Don’t smoke, don’t drink, don’t eat fatty foods, don’t drink sugary sodas and don’t hire prostitutes, or you’ll pay. This is the message the ever increasing number of “sin taxes” sends to the American people. It seems like a fair compromise, paying a little more to indulge in “bad” behavior. It’s like a parent telling their child, “Well you can have some ice cream, but first you have to clean your room.” But are we really just children who need to be told how to behave by a wiser older government?
There is a financial motive for citizens to regulating healthy behavior. Increased health problems, especially among the poor and elderly, are passed on to the tax payer through Medicaid and Medicare. If Grandma was a smoker all her life and needs a new lung, it can cost the taxpayer. The solution proposed by people in this collectivist system is to either make Grandma pay more, or to not allow people to smoke in the first place. However, there is a large distinction between making a person pay higher health insurance premiums and making someone pay the government for the privilege of drinking Mountain Dew.

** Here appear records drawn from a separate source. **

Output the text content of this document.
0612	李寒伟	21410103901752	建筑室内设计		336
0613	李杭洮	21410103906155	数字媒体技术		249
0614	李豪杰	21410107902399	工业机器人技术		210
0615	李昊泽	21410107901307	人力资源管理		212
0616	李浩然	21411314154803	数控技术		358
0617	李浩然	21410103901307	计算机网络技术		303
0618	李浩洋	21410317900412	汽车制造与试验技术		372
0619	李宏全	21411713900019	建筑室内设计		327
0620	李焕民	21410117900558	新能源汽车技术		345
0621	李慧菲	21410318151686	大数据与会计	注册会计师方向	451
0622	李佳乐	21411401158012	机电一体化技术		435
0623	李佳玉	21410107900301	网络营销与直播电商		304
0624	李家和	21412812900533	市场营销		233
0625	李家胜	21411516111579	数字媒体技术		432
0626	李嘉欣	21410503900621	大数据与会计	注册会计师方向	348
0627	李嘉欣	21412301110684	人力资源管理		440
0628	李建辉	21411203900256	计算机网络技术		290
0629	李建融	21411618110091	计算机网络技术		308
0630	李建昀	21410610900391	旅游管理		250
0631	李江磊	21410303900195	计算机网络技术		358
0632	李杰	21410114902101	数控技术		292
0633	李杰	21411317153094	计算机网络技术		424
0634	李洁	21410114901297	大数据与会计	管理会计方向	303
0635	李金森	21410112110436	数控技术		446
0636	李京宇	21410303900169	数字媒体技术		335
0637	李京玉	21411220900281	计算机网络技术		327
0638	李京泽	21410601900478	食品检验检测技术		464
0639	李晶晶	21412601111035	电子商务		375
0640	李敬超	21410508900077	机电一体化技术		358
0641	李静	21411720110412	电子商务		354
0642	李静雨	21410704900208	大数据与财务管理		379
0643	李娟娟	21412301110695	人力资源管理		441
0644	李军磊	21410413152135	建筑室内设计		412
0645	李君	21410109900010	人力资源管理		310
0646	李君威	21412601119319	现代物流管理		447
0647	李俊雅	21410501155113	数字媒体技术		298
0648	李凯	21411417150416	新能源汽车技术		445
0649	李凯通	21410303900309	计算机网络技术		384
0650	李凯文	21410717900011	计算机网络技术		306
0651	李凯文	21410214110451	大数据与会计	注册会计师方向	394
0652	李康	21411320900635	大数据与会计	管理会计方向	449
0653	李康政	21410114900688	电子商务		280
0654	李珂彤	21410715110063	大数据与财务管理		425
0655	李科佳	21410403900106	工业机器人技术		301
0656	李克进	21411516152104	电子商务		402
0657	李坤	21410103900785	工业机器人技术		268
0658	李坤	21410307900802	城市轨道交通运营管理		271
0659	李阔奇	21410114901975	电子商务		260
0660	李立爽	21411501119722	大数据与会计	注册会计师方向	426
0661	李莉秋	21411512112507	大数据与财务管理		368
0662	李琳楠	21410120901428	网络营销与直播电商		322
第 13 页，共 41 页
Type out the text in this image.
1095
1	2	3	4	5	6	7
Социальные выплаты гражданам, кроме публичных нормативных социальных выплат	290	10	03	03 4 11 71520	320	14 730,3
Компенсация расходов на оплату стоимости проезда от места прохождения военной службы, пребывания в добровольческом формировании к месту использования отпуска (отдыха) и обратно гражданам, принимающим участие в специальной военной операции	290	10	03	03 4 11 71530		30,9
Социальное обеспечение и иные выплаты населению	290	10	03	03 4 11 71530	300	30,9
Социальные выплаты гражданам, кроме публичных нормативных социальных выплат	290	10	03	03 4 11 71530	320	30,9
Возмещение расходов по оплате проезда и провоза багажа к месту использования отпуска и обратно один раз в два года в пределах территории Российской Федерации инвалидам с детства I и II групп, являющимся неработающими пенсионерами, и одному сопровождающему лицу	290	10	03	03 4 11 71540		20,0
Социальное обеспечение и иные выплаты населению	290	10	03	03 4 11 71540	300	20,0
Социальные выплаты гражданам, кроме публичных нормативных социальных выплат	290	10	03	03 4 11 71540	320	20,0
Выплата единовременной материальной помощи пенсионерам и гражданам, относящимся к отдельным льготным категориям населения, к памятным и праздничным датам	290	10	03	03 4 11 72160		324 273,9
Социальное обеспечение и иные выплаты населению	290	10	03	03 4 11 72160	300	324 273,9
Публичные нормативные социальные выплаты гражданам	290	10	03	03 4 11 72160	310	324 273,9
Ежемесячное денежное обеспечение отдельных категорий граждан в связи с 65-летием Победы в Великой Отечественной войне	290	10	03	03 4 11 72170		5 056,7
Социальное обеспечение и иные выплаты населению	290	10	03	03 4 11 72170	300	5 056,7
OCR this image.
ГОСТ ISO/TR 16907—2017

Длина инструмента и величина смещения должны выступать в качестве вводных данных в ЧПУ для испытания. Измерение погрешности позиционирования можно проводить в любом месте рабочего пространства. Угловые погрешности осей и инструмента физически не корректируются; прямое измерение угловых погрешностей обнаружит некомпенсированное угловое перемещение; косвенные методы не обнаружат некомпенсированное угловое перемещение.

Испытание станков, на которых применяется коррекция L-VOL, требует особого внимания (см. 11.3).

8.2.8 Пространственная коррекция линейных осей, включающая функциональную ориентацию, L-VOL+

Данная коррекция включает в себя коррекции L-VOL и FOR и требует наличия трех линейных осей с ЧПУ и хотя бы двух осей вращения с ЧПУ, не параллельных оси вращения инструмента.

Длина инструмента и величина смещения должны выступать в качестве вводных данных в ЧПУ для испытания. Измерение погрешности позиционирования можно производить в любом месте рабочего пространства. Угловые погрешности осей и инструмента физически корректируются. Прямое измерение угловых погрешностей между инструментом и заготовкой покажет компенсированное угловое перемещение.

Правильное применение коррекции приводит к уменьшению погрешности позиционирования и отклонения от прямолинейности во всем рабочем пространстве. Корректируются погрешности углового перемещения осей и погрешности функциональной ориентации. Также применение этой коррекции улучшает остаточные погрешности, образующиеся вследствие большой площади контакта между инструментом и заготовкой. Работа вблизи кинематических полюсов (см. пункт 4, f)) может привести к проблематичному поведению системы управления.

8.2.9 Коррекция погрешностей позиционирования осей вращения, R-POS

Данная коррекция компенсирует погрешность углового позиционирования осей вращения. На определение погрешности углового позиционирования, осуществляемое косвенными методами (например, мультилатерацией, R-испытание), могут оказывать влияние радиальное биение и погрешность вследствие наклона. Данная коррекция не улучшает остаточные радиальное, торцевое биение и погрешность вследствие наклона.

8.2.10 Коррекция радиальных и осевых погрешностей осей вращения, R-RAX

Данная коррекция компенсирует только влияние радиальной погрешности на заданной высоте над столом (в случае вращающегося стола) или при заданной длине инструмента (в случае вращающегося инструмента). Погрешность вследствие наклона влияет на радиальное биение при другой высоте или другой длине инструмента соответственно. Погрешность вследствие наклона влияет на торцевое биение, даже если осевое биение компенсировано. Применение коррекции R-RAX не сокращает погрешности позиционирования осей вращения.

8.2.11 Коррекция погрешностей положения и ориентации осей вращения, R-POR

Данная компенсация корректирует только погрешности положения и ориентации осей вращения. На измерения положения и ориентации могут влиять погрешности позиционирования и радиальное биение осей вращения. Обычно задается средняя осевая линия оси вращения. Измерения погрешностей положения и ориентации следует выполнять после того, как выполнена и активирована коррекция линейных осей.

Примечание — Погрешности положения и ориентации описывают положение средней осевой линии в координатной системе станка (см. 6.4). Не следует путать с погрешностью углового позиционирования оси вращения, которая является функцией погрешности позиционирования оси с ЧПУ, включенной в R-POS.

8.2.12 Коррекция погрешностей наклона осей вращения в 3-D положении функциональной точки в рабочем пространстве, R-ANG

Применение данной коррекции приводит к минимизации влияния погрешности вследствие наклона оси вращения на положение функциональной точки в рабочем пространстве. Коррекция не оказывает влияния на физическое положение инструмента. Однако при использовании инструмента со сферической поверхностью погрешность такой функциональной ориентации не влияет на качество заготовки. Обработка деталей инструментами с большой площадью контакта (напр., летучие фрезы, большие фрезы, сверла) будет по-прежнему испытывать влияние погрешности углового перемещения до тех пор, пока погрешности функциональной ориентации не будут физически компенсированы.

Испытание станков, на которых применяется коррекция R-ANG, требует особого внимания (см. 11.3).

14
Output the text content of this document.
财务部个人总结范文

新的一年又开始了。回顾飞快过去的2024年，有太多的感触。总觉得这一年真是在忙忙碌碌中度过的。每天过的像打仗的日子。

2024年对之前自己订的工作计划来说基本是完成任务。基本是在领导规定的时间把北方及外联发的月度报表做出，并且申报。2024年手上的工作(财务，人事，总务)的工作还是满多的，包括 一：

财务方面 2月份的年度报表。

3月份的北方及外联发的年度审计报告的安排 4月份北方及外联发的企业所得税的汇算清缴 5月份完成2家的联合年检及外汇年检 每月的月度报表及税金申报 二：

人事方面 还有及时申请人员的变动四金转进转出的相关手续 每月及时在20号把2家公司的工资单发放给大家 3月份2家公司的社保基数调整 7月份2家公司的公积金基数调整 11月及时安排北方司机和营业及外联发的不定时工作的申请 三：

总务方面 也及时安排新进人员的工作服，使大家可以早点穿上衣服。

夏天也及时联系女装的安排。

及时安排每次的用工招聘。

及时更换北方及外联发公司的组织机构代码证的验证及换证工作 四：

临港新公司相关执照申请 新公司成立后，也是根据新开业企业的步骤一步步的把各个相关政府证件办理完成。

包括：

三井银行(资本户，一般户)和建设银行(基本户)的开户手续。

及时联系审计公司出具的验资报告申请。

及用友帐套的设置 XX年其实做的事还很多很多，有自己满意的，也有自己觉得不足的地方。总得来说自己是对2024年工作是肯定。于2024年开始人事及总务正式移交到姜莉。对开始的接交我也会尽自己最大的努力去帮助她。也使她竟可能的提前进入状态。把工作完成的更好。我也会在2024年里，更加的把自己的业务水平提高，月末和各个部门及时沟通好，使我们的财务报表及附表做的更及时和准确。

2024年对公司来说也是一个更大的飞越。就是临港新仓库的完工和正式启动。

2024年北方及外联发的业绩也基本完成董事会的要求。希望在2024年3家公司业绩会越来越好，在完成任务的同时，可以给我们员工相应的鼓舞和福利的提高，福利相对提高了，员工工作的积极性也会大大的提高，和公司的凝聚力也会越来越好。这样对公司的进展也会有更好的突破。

There are people who do not purchase private health insurance (for whatever reason) but receive health care nonetheless, at the expense of the taxpayer. Adding sin taxes is a way to nudge these people into a healthier lifestyle, or at least make them pay some of their share. However, taxes collected from these unhealthy behaviors do not go directly into Medicare or other health care costs.
There is another motive hiding in the sin tax, the motivation for a government to keep its people sinning. When sin tax revenue goes to the general fund, or is allocated to essential functions of government, the revenue becomes necessary. If people stop drinking, then the police stop getting their paychecks. So there is a direct incentive, once the sin tax is in place, for the government to promote the behavior. One proposed solution to this is to tie sin tax funds to specific functions. For example, a $1 cigarette tax recently proposed in California would tie revenues to cancer research and anti-tobacco programs. This approach has the potential to at least mitigate the problem.